En 1986, le jeune atelier d’architecture qu’Iwona Buczkowska fonde en 1980 réalise aux portes de Paris, à Ivry, Les longs sillons : 96 logements sociaux sur 15 000 m2, en béton. Son approche s’inscrit dans la continuité des réalisations téméraires de Jean Renaudie dans la même ville.
Au même moment démarre l’aventure de la réalisation de ces 225 logements sociaux tout à fait inhabituels du Blanc-Mesnil, sur 3 hectares, qui s’étendra sur une décennie. Cette fois, l’architecte franchit le pas, tout sera en bois (hors parkings et commerces).
Et 20 ans plus tard, le bailleur social a fait remplacer les garde-corps par une solution standard, gommé la colorimétrie. Rien de plus courant. Mais il y a pire : à l’occasion d’un changement politique de l’équipe municipale, le quartier de la Pièce Pointue est menacé. Selon l’architecte, il est question de modifier le PLU afin de permettre une plus grande densification urbaine près de la gare RER de Blanc-Mesnil.
L’architecte Françoise-Hélène Jourda aimait prendre le contrepied des idées reçues en affirmant qu’elle construisait pour trente ans. Cette durée de vie de plus en plus limitée se constate particulièrement avec les ouvrages récents. Pas tant pour des raisons de ruine, mais simplement par inadéquation.
Au moins, la Pièce Pointue pourrait être un chantier de démolition-recyclage exemplaire. Il n’empêche qu’il s’agit d’un témoin historique des premiers pas franciliens de la construction bois, qui est couronné par de nombreux prix. Et que ce qui est remis en cause, ce n’est pas forcément le manque de densité, mais sans doute aussi l’approche alternative dont témoigne toujours ce projet.

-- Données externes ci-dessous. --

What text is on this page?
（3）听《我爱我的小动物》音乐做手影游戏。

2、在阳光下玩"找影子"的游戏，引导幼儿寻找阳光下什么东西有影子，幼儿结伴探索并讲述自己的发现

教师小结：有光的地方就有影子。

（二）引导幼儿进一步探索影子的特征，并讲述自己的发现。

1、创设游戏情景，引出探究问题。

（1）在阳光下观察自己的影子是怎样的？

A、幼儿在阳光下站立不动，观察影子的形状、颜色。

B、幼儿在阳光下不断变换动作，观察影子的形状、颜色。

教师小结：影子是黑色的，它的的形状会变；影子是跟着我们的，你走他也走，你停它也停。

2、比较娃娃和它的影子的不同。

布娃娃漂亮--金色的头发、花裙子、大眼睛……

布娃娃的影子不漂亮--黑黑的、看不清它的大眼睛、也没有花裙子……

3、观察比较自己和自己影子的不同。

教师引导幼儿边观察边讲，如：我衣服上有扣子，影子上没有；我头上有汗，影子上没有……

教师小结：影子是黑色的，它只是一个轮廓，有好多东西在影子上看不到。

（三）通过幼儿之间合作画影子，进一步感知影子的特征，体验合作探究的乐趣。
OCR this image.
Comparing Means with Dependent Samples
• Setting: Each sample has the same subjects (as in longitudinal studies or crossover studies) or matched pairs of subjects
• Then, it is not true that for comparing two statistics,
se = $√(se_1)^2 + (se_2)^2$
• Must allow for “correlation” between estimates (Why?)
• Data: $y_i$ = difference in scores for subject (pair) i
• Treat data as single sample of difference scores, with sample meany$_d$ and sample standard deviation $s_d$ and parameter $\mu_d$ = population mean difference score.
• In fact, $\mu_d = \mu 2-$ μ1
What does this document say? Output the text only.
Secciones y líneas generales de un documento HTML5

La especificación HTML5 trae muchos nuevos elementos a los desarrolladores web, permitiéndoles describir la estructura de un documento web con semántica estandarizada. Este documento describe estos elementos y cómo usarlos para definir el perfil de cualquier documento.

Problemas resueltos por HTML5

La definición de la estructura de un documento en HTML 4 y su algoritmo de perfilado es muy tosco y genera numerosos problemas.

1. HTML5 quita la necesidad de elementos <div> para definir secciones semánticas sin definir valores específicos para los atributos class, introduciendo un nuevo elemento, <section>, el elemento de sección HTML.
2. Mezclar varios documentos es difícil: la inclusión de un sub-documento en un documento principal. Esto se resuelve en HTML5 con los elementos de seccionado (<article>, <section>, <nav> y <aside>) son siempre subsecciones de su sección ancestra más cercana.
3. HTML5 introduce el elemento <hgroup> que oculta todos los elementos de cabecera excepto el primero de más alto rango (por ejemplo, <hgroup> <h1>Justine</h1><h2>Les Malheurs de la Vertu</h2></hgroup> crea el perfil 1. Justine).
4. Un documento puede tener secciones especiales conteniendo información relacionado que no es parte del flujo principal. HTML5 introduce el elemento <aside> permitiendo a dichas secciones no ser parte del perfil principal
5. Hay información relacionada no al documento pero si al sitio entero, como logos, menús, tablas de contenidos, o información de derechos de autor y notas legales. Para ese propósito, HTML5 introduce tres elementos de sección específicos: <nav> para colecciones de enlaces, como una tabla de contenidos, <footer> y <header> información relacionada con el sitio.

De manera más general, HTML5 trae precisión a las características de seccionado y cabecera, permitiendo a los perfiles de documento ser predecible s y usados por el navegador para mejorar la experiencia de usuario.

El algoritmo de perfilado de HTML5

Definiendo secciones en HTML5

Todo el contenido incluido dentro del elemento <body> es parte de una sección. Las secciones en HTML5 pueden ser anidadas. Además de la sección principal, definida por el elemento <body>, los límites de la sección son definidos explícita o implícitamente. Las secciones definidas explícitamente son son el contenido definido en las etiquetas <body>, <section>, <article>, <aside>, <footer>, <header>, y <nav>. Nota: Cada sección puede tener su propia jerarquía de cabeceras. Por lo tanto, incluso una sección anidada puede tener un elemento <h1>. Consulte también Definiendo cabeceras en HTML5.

Le soupçon se renforce par le risque de démolition qu’encoure également, actuellement, un autre ouvrage majeur de l’architecte, tout bois lui aussi : le collège Pierre Sémard à Bobigny, toujours près de Paris.
« Pour ce bâti de quatre niveaux, 48 arcs paraboliques en lamellé-collé, portent les planchers suspendus, créant ainsi partout des plans libres qui permettent d’éventuelles adaptations ultérieures de l’édifice », explique l’urbaniste Jean-Pierre Lefebvre dans un essai en ligne dédié à l’architecte polonaise.
L’approche technique a déjà permis de faire passer en 2008 la capacité d’accueil de 600 à 700 élèves. Cette fois, le conseil général ne semble pas vouloir combler les vides restants pour adapter une nouvelle fois le collège à l’évolution de ses attentes.
Une destruction presque complète est envisagée, contre laquelle la filière bois se mobilise avec une pétition qu’ont déjà signée plus de mille personnes, dont un grand nombre d’architectes français prestigieux, souvent plutôt réservés quant à l’utilisation du bois dans la construction.
« Ce qui ne nous détruit pas nous rend plus fort » : l’adage cadre bien avec cette situation où la menace permet de braquer les projecteurs sur le patrimoine singulier de la construction bois en France.